AI-Powered Robots to Clean Hong Kong Skyscrapers
Israeli start-up Verobotics aims to revolutionise building maintenance with AI-powered robots in Hong Kong's high-rise landscape.
Israeli start-up Verobotics is set to introduce its autonomous robots for inspecting and cleaning Hong Kong's skyscrapers in the coming months. With the city's growing interest in property technology solutions, Verobotics' lightweight robots, powered by artificial intelligence (AI), offer a faster and more efficient alternative to traditional workers. The robots can work around the clock, cleaning buildings up to 10 times faster. This development aligns perfectly with Hong Kong's 9,000 high-rise buildings, making it an ideal solution.
According to Verobotics' co-founder and CEO, Ido Genosar, the company plans to have more than 50 robots deployed by the end of next year and aims to double that number by 2025. In addition, Verobotics plans to establish a Hong Kong office by the end of this year.
During a local reception for the 75th Independence Day of the State of Israel, Hong Kong Chief Executive John Lee Ka-Chiu expressed his support for Verobotics' business potential in the city.

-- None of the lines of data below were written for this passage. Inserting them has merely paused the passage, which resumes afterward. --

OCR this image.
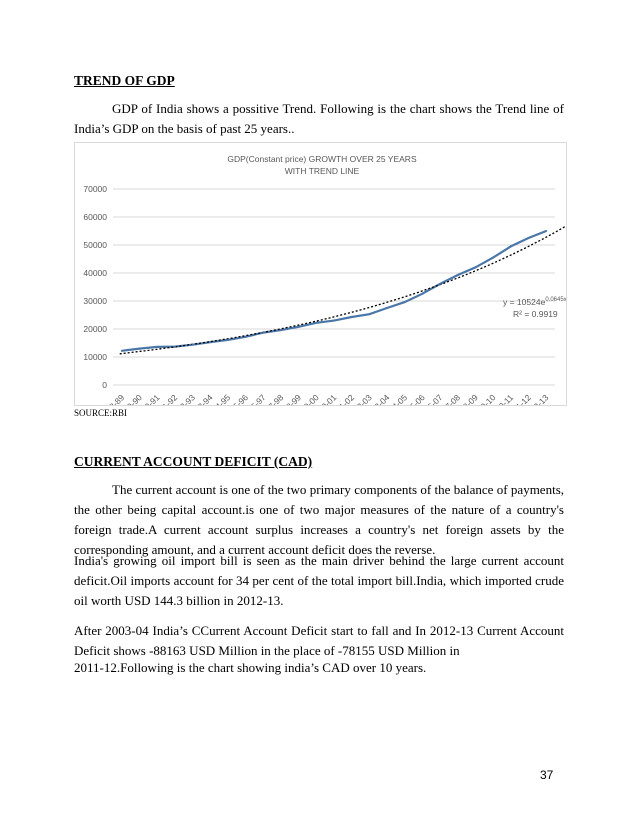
TREND OF GDP
GDP of India shows a possitive Trend. Following is the chart shows the Trend line of India’s GDP on the basis of past 25 years..
GDP(Constant price) GROWTH OVER 25 YEARS
WITH TREND LINE
0
10000
20000
30000
40000
50000
60000
70000
$y = 10524e^{0.0645x}$
R² = 0.9919
SOURCE:RBI
CURRENT ACCOUNT DEFICIT (CAD)
The current account is one of the two primary components of the balance of payments, the other being capital account.is one of two major measures of the nature of a country's foreign trade.A current account surplus increases a country's net foreign assets by the corresponding amount, and a current account deficit does the reverse.
India's growing oil import bill is seen as the main driver behind the large current account deficit.Oil imports account for 34 per cent of the total import bill.India, which imported crude oil worth USD 144.3 billion in 2012-13.
After 2003-04 India’s CCurrent Account Deficit start to fall and In 2012-13 Current Account Deficit shows -88163 USD Million in the place of -78155 USD Million in
2011-12.Following is the chart showing india’s CAD over 10 years.
37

Lee acknowledged the importance of innovative robotics projects in Hong Kong, given its reputation for high-rise buildings.

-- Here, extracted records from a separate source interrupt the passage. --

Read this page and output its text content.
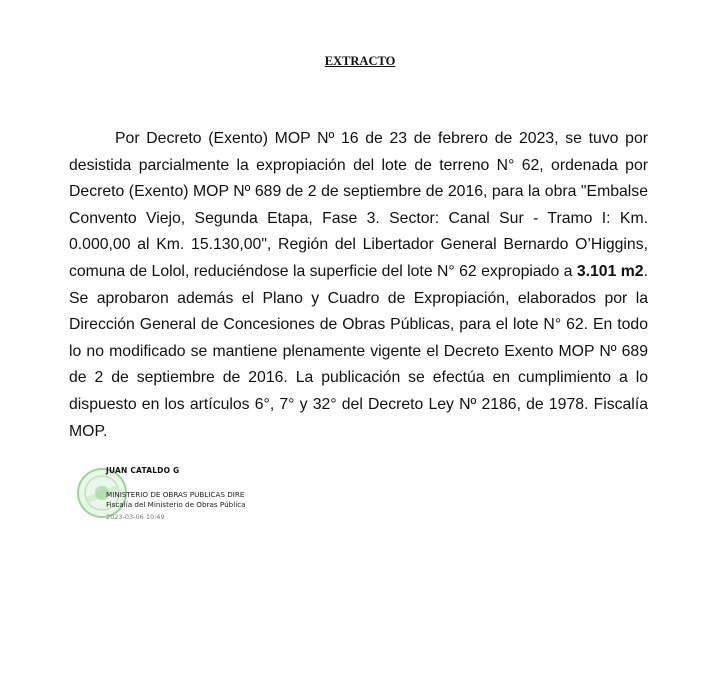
EXTRACTO

Por Decreto (Exento) MOP Nº 16 de 23 de febrero de 2023, se tuvo por desistida parcialmente la expropiación del lote de terreno N° 62, ordenada por Decreto (Exento) MOP Nº 689 de 2 de septiembre de 2016, para la obra "Embalse Convento Viejo, Segunda Etapa, Fase 3. Sector: Canal Sur - Tramo I: Km. 0.000,00 al Km. 15.130,00", Región del Libertador General Bernardo O’Higgins, comuna de Lolol, reduciéndose la superficie del lote N° 62 expropiado a 3.101 m2. Se aprobaron además el Plano y Cuadro de Expropiación, elaborados por la Dirección General de Concesiones de Obras Públicas, para el lote N° 62. En todo lo no modificado se mantiene plenamente vigente el Decreto Exento MOP Nº 689 de 2 de septiembre de 2016. La publicación se efectúa en cumplimiento a lo dispuesto en los artículos 6°, 7° y 32° del Decreto Ley Nº 2186, de 1978. Fiscalía MOP.

JUAN CATALDO G
MINISTERIO DE OBRAS PUBLICAS DIRE
Fiscalía del Ministerio de Obras Pública
2023-03-06 10:49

Verobotics' cleaning robots, weighing only nine kilograms, navigate building surfaces using two robotic legs, suction cups and a safety wire. These robots showcase the potential of property technology (proptech) to modernise Hong Kong's property sector by enhancing customer experience, reducing pollution, saving energy and improving safety.
Ido Genosar emphasised the advantages of investing in Hong Kong due to the density of buildings that could benefit from Verobotics' solution. The company sees Hong Kong as a gateway to Asia and has partnered with local robotics solutions company Robocore Technology for operational support and distribution.
Verobotics originated from Ido Genosar's experience in Israel's facade construction industry, where he observed the limitations of traditional methods such as building management units (BMUs). Collaborating with co-founder Itay Levitan, Verobotics replaced the BMU with an autonomous system consisting of a roof unit, climbing robot, and cleaning device. This system can be deployed quickly, with up to six robots cleaning a building's facade simultaneously.
Verobotics' cleaning apparatus utilises a dry brush instead of liquids or chemicals. As the robot scales the building, onboard cameras scan the surface, creating a 3D model that can identify structural issues, heat or cooling loss, and more.
Verobotics has gained support from Sino Group, a prominent property developer in Hong Kong, as part of the PropXTech accelerator program. Sino Group has already tested Verobotics' robots on four of its buildings and plans to be the first to deploy them commercially.
While the current model is designed for glass and aluminium facades, Verobotics aims to expand its product range for other building types. Before launching in Hong Kong, the company and its partner, Robocore, will undergo safety clearance and obtain permits from local authorities.
By introducing AI-powered robot cleaners, Verobotics aims to mitigate the risks associated with traditional window cleaning and building maintenance methods, which have proven hazardous in the past. This innovation seeks to ensure safer and more efficient practices in Hong Kong's construction industry.
Israeli start-up Verobotics plans to deploy autonomous robots for cleaning Hong Kong skyscrapers.
The lightweight robots, powered by AI, are up to 10 times faster than traditional workers.
Verobotics aims to have over 50 robots deployed by the end of next year and double that number by 2025.
Hong Kong Chief Executive John Lee Ka-Chiu acknowledges the business potential of Verobotics' robots.